La mano intencional

Si bien generalmente utilizamos nuestras editoriales para referirnos a la actualidad deportiva local y los hechos que esta genera, en esta ocasión utilizaremos este espacio para brindar nuestra apreciación acerca de lo que debe ser el punto más álgido del reglamento del fútbol: la mano intencional (sobre todo si es penal).

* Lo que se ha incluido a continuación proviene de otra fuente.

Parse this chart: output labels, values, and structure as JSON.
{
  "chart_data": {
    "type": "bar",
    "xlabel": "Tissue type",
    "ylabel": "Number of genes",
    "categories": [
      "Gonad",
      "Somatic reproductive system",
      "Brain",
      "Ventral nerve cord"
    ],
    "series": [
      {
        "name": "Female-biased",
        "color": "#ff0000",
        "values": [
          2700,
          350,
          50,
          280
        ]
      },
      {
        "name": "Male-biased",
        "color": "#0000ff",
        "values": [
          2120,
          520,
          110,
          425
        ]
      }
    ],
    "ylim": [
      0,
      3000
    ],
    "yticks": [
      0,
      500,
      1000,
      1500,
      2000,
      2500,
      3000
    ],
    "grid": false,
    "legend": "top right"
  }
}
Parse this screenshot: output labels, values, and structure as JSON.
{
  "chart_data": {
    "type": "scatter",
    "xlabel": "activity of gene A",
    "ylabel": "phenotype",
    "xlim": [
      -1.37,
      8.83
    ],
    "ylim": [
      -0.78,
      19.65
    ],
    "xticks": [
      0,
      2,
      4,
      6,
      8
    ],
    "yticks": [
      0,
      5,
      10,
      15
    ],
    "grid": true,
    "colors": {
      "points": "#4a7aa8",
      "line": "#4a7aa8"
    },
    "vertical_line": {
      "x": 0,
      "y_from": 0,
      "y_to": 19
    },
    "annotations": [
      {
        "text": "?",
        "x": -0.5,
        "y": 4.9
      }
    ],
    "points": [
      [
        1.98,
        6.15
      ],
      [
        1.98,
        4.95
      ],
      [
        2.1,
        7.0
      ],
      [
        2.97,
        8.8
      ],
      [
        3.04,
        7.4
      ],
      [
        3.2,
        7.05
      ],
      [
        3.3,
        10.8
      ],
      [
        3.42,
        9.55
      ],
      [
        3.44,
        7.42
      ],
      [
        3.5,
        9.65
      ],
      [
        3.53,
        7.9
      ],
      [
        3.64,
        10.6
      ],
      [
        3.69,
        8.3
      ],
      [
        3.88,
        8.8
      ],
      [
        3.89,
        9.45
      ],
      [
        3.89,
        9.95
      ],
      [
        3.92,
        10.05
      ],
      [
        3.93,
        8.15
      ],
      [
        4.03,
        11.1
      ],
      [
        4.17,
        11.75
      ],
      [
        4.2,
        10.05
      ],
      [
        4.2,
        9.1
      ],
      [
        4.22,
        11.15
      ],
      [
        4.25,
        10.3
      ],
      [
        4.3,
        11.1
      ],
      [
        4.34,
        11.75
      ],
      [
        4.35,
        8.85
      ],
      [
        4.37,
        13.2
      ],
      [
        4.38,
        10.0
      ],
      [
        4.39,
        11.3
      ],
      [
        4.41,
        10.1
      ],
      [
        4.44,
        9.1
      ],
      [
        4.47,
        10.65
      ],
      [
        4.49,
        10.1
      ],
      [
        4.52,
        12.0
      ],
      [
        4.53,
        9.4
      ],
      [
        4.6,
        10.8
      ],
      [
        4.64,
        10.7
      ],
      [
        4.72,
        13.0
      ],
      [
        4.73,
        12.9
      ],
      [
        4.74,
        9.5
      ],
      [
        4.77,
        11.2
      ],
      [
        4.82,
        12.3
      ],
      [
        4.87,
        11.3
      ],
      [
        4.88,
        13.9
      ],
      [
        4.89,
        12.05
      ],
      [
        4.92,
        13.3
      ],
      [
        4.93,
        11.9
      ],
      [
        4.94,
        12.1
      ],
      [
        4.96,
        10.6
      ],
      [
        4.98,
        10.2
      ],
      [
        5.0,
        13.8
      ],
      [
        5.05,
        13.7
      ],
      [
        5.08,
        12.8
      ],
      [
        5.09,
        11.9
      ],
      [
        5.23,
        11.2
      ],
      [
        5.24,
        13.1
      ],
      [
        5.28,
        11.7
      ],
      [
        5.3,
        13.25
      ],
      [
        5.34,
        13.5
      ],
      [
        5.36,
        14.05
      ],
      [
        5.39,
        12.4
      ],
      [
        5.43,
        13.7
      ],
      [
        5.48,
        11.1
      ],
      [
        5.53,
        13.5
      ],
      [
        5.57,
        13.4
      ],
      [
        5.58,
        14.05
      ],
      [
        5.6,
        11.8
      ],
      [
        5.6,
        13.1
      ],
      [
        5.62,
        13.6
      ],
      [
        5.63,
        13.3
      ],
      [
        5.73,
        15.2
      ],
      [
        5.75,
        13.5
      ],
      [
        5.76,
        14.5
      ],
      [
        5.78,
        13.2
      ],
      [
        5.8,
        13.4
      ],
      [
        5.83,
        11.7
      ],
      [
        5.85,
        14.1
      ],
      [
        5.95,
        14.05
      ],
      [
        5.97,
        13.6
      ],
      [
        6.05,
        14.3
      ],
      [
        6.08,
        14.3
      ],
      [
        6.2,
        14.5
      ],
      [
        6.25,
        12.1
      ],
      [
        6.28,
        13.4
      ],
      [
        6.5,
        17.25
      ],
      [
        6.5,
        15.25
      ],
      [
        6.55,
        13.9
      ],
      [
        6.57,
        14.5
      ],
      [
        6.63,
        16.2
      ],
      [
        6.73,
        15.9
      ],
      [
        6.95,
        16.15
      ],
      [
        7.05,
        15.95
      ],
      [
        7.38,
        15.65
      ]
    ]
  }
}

Sobran los ejemplos para llegar a la conclusión de que no existe uniformidad de criterios de los árbitros para analizar este hecho del juego y mientras para algunos una pelota que rebota en un brazo es producto de la casualidad, para otros merece ser sancionado, situación que se da, desde nuestro humilde entender, porque las reglas ponen a los jueces en situaciones de semidioses.

Si un futbolista toca el balón con el brazo o la mano sólo él sabe si quiso o no hacerlo, con lo cual difícilmente otra persona estaría en condiciones de determinar las intenciones del jugador. Es cierto que algunas veces parece o es evidente que el objetivo es desviar la redonda para evitar un gol pero en tantas o más veces las acciones son producto de la velocidad de las acciones, del impulso del cuerpo al intentar cortar un centro o rechazar, o de la casualidad.

Mucho se ha hablado y se seguirá hablando hasta que la International Board tome cartas en el asunto, siendo lo más probable que pasen todavía decenas de años hasta que se modernice esta regla. Como ejemplo basta con la reciente instalación de cámaras para saber si la pelota traspasa la línea, un “adelanto” minúsculo en tiempos donde la tecnología podría aportar muchísimos elementos más para hacer más justas las determinaciones de los árbitros.

Nuestra propuesta es (aunque dudamos que alguien de AFA o FIFA llegue a enterarse) que se cobre cada vez que el balón le da en el brazo a un jugador. Como en el básquet, donde si la pelota rebota en el pie, se detiene el juego y repone el equipo contrario. Claro que la dureza de la pena es muy distinta en este caso porque mientras en el baloncesto la cosa termina en un saque de costado, en el fútbol una mano puede ser un penal y un penal puede ser un gol que defina un partido donde los veintidós protagonistas no han encontrado durante noventa minutos la manera de vulnerar la valla rival.

De esta manera, creemos que la situación sería más justa porque al fútbol se juega con los pies (obviamente sin tener en cuenta a los arqueros y a otra ridícula regla que es sacar los laterales con la mano, como si en el mismo básquet los laterales se hicieran pateando la pelota).

Mano o brazo, tiro libre para el equipo contrario.

Así, nos olvidaremos si hubo intención, si el defensor se quiso cubrir la cara y la redonda le dio en el brazo o si el futbolista se cayó y cuando intentaba levantarse, para lo cual es necesario apoyar las manos en el piso, el delantero shoteó y el balón dio en el brazo de su contricante.

Si hay mano, el árbitro debería cobrar siempre, dejando de cumplir el rol de Dios en la cancha. Y listo.